Hayreddin Pasha of Tunis (The Circassian Knight) (English)
Hayreddin Pasha (Arabic: خير الدين باشا التونسي, Khair al-Din Pasha al-Tunsi, c.1822-1890) was an Ottoman politician who was born to a Circassian family , and became a Grand vizier of Ottoman Tunisia then a Grand vizier of the Ottoman Empire. He was a Ottoman Tunisian political reformer during a period of growing European ascendancy. He rose to become the chief minister of the state.
Of Circassian origin, Hayreddin was born in Abkhazia into "a family of warrior notables". His father Hassan Leffch, a local chieftain, died fighting against a Russian attack on the city of Sukhum. Thereafter as a young orphan Hayreddin was sold into slavery, then still a familiar event for Circassian youth. At Istanbul, however, he was eventually traded into a prestigious household, that of the notable Tahsin Bey, a Cypriot Ottoman who was the naqib al-ashraf (head of the Prophet's descendants) and qadi al-'askar (chief judge of the army) of Anatolia, and a poet.
Tahsin Bey moved the boy to his country palace at Kanlica near the Bosporus, where he became the childhood companion of the Bey's son for a span of years. Khayr al-Din received a "first-rate education" which included the Islamic curriculum, also the Turkish language, and perhaps French; yet he was not raised as a mamluk. Following "the son's tragic premature death" Khayr al-Din was again sold, in Istanbul by Tahsin Bey to an envoy of Ahmed Bey of Tunis. This new uprooting would obviously provoke emotional turmoil in Khayr al-Din, then about 17 years old. Soon he was on board a ship bound for Africa.

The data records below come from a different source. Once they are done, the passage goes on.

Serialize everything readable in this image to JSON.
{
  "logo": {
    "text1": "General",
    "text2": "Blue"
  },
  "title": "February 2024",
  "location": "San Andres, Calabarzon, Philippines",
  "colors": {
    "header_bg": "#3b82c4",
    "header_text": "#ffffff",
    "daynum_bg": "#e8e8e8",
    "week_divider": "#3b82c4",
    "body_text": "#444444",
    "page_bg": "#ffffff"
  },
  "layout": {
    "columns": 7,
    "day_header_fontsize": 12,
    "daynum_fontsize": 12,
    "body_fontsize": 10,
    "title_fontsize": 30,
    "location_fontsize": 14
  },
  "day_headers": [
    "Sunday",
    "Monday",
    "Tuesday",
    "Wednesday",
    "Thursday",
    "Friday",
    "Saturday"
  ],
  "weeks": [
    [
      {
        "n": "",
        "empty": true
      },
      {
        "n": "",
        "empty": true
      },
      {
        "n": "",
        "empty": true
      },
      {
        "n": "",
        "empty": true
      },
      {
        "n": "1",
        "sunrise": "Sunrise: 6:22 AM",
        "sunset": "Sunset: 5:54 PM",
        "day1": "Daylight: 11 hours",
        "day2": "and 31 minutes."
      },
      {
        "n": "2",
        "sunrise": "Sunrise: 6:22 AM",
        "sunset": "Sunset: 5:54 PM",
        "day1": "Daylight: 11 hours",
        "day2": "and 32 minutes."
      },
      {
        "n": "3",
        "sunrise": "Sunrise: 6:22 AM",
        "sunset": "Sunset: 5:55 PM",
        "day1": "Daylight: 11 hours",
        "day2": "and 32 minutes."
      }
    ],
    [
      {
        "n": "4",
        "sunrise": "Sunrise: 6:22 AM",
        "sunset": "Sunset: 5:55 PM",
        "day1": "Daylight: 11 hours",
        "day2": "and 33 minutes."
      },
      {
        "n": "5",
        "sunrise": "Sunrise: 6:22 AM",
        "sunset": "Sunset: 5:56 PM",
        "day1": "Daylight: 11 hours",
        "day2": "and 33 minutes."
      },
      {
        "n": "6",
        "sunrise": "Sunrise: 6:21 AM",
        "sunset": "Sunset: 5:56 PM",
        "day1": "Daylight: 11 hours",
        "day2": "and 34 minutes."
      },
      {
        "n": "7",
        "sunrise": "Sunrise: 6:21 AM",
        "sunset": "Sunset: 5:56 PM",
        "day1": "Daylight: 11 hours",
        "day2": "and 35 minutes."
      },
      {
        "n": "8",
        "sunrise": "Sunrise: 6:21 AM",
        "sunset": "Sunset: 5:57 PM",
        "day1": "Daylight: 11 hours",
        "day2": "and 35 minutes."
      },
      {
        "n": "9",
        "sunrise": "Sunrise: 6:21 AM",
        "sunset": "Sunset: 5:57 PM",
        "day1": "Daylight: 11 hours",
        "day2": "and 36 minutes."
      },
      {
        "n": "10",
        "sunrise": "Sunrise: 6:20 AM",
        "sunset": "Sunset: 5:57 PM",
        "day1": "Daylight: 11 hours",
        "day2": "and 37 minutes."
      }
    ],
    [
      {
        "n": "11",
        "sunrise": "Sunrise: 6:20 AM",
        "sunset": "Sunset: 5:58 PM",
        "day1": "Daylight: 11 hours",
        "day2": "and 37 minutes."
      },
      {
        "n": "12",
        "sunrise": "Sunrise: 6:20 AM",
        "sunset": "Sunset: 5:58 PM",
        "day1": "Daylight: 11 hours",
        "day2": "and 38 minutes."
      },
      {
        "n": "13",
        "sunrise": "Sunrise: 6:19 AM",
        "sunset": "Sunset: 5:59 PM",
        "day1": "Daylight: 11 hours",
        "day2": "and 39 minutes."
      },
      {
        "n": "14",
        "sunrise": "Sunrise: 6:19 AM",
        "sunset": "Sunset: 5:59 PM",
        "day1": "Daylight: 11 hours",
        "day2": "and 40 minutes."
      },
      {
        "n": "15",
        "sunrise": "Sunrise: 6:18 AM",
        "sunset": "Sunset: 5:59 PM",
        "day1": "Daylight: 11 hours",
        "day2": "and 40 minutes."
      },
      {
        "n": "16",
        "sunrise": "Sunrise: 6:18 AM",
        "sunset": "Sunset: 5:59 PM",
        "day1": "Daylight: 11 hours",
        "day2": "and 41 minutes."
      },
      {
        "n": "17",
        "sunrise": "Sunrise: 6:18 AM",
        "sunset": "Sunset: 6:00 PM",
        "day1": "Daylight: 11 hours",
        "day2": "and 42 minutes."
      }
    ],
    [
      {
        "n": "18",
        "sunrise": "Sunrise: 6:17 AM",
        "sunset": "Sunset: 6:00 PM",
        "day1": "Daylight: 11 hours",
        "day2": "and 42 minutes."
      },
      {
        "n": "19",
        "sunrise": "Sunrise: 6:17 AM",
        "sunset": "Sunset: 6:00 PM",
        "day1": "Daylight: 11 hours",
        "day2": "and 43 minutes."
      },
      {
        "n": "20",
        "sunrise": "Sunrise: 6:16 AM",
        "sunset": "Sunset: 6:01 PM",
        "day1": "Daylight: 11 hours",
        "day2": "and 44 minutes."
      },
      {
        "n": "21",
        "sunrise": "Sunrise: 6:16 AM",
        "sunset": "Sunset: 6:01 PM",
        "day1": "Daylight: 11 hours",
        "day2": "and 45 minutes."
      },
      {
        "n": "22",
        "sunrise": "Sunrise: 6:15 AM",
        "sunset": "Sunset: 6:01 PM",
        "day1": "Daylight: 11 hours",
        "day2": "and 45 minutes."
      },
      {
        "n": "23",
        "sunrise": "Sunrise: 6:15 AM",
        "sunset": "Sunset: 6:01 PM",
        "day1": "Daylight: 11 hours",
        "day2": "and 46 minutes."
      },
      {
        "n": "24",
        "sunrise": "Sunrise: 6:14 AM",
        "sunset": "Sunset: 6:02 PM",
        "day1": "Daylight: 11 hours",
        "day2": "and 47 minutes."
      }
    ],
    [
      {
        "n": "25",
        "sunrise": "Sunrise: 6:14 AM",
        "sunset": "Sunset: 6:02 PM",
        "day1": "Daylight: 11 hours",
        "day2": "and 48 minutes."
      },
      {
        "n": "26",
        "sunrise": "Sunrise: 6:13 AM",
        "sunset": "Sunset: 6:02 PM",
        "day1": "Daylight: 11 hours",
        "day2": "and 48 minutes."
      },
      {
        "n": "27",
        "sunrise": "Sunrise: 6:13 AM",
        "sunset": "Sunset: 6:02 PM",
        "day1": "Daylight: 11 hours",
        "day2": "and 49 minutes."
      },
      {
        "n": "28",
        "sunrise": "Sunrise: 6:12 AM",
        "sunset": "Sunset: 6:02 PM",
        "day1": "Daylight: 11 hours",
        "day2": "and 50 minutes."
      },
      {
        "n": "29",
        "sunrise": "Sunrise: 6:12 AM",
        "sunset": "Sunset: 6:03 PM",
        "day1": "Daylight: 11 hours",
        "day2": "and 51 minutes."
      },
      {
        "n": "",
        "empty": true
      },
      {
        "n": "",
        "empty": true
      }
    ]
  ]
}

Circa 1840 Hayreddin became situated at the Bardo Palace, in the court of Ahmad Bey (r.1837-1855), as a mamluk bi-l-saraya [inner palace retainer]. He resumed his high-level studies, mainly at the Bardo Military Academy (al-maktab al-Harbi) a nearby institution newly established by the bey. A key part of his education now was learning to converse in Arabic, also acquaintance with French. At the Husaynid court he abilities were soon recognized; he became favored with the attention and trust of Ahmad Bey. He rose quickly in the elite cavalry, the nucleus of the bey's new army. Moreover, during the 1840s and 1850s he was sent by the Bay on several key diplomatic missions, e.g., to the Ottoman Porte at Istanbul, which was then pursuing its Tanzimat reforms, and to European capitals, including Paris. His political career thus began auspiciously under this famously modernizing ruler.
In 1846 he accompanied the bey, as part of small staff which included the influential advisor Bin Diyaf, during a two-month state visit to France. This trip was of a special cultural and political significant in that the orthodox bey traveled for an extended stay to a non-Islamic country in order to acquire familiarity with its modern methods of operation and governance. The trip "expanded the cultural space deemed acceptable for Muslim rulers." The French took care to show France to advantage; the small Tunisian party was well received by top government officials and leading private citizens. "Having traveled beyond the land of Islam, Ahmad Bey was blessed upon his return to Tunis by the grand mufti." In 1853 Hayreddin was elevated to the highest military grade, commander of the cavalry; he also then became an aide-de-camp of the bey. Yet shortly thereafter he was sent to Paris to arrange a loan for the bey's regime, but where instead he spend four years attempting to reclaim large sums embezzled by the notable Mahmud bin 'Ayyad, former head of the newly created national bank of Tunis, who with foresight had already secured French citizenship. During his years occupied with negotiations in Paris, Hayreddin also managed to browse libraries and bookshops, to improve his French, asking many questions, and to study European society, industry, and finance.
Because of the dire financial situation caused in part by the embezzlement of bin 'Ayyad, the bey's loan did not appear prudent to Hayreddin, according to Prof. Abun-Nasr. Nonetheless, the bey had stifled most political opposition to his financial schemes by long cultivation of the urban ulama and the rural tribal leaders. Due to Hayreddin's passive resistance, however, the loan was still being negotiated when Ahmed Bey died in 1855.